Xibalba had three: a river of scorpions, a river of blood, and a river of pus.
—
<Time-out, Atticus: a river of pus?>
“Heh! I thought you were going to question the scorpions.”
<I can imagine a lot of scorpions, because we lived in Arizona. But I can’t imagine a river of pus.>
“You see why I was intrigued.”
<Well, yeah. I mean, if you’re going to have a whole river full of pus, don’t you need a heck of a lot of infected wounds or boils or zits or something?>
“Or maybe just one giant, legendary wound like a spring, oozing pus into the darkness…”
<Maybe? You mean you don’t know where it all came from?>
“Some things are best left as mysteries, Oberon. In any case, I wanted to see these rivers if I could, because when you live for as long as I have, every new experience is something to be treasured. And this would be next-level amazing, a land created by human imagination rather than geologic forces.”
—
I sat down under the canopy of the rain forest and contacted the elemental Yucatán: //Query: Can Druid visit plane of Xibalba?//
It’s a good idea to ask such things. Realms of the dead often have rules about the living walking around.
//Yes// the elemental replied. //With protection//
I asked for such protection for a short trip, and Yucatán agreed, directing me to a cave in modern-day Belize that would serve as the portal to the plane. Once there, I bound a tree to Tír na nóg and told Faolan that he had two choices: I could shift him back to the north, where we first met more than a hundred years before, and say farewell, or he could wait for me outside the cave, for a possibly very long time. Under no circumstances could he follow me into Xibalba.

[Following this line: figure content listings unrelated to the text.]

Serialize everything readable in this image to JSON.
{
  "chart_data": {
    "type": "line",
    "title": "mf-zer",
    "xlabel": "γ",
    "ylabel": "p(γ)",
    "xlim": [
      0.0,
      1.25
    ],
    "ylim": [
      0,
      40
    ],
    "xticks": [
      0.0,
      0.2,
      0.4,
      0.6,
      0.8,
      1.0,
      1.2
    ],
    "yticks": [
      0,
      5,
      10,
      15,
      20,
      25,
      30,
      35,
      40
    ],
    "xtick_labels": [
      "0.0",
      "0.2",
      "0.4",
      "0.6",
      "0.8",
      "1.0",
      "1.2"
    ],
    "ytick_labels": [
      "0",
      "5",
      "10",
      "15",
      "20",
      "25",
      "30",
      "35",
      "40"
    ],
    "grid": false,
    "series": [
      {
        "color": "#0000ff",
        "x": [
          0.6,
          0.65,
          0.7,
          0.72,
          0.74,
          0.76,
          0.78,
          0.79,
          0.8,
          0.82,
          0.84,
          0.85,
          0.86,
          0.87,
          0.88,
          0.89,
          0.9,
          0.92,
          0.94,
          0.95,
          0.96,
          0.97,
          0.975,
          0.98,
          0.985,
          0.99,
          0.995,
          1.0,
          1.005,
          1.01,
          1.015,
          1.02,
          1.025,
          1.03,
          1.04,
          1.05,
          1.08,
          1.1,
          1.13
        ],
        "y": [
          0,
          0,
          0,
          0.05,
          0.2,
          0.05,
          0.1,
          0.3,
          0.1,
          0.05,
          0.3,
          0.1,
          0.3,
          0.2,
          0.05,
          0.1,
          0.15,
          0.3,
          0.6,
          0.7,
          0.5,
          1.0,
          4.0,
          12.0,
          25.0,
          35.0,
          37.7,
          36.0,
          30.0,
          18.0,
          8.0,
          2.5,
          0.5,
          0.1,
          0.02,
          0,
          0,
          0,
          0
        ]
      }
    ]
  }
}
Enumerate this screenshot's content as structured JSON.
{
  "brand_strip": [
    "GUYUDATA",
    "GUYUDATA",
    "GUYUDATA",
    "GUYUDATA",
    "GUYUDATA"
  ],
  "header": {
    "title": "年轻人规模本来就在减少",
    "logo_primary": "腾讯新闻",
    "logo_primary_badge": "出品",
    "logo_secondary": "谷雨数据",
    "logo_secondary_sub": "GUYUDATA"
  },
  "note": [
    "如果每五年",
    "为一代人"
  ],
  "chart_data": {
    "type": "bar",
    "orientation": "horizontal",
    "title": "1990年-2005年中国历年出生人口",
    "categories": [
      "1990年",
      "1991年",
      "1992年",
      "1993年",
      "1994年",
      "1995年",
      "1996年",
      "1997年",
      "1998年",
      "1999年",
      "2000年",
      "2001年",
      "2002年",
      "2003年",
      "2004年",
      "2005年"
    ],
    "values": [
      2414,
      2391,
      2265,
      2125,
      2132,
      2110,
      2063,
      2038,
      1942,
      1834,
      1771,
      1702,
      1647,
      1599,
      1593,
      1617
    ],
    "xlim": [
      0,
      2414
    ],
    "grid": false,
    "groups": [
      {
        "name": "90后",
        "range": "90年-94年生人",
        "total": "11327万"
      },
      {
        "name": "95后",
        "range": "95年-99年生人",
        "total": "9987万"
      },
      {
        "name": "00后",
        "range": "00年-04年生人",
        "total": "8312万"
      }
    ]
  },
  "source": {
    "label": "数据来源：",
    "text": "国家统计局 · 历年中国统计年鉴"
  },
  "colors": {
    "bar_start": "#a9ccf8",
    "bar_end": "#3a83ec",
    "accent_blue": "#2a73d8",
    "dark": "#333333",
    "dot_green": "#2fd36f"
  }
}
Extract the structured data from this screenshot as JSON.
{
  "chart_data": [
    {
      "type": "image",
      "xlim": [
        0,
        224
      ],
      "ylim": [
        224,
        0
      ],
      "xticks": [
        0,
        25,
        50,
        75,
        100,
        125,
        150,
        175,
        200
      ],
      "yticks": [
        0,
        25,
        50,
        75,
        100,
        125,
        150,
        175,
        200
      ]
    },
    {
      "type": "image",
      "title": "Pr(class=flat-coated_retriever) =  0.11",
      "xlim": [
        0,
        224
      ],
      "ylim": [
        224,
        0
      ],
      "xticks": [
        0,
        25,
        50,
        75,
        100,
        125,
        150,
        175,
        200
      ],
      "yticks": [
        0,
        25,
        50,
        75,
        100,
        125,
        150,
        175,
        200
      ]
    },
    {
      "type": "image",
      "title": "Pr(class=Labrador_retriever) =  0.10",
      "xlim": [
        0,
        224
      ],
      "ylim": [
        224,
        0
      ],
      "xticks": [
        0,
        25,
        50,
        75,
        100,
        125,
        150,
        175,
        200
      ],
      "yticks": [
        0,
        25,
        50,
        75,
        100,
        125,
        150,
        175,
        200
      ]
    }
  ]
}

He challenged me immediately. <Why not?>
“Because it’s a land of the dead. The living don’t go there without protection, and Gaia will only protect me.”
<Is this because I smell bad?>
“No, it’s because this is the kind of favor Gaia does only for Druids. You simply can’t go. Stepping into a land of the dead means you’re dead. So what’s it going to be: Wait here, where there are jaguars and too many bugs to count, and I might not come back and you’d be stuck here—”
<You might not come back?>
“It could be very dangerous for me even with protection. I could run into something awful, and I’m just being honest. However, I hope it won’t take me long. But to finish my thought: You can wait, or you could just go back to the north, where you frequently say you’d rather be, and not have to put up with my annoying attacks of curiosity.”
<And do what? Fight with other wolverines? Get mauled by a bear? No thanks, I’ll stay here and you’ll come back fast,> he said.
—
<Aww! I’m kinda sorry I never met Faolan,> Oberon said. <I think we might have gotten along. He had a sensible attitude about bears anyway.>
“He didn’t like squirrels either.”
<Wow. I bet we would have been friends!>
—
The yawning mouth of the cave had moss hanging from the top like green fangs. I stepped past and through, bare feet on cold stone, and cast night vision to help me see in the dark.
To the living, Xibalba’s cave was normally just a cave, but to the dead it extended and changed. Yucatán opened that portal for me at the appropriate point, and the temperature, already chilly compared with that of the jungle, cooled further. The floor was strewn with skeletons, calcified and broadcasting a warning in their eternal repose.
For a hundred yards or so, I simply descended into the shivery damp and worried about my footing.
And then a clicking and dry, raspy susurrus warned me that something waited ahead; the passage turned and opened wider and I came to a river of black scorpions, strangely lit from below. No bridge, no ferry, just a wide expanse teeming with poisonous dudes—an apt metaphor, now that I think of it, for my few brief attempts to understand social media.
The river extended in either direction into darkness, and the scorpions seemed content to stay within the confines of their riverbank.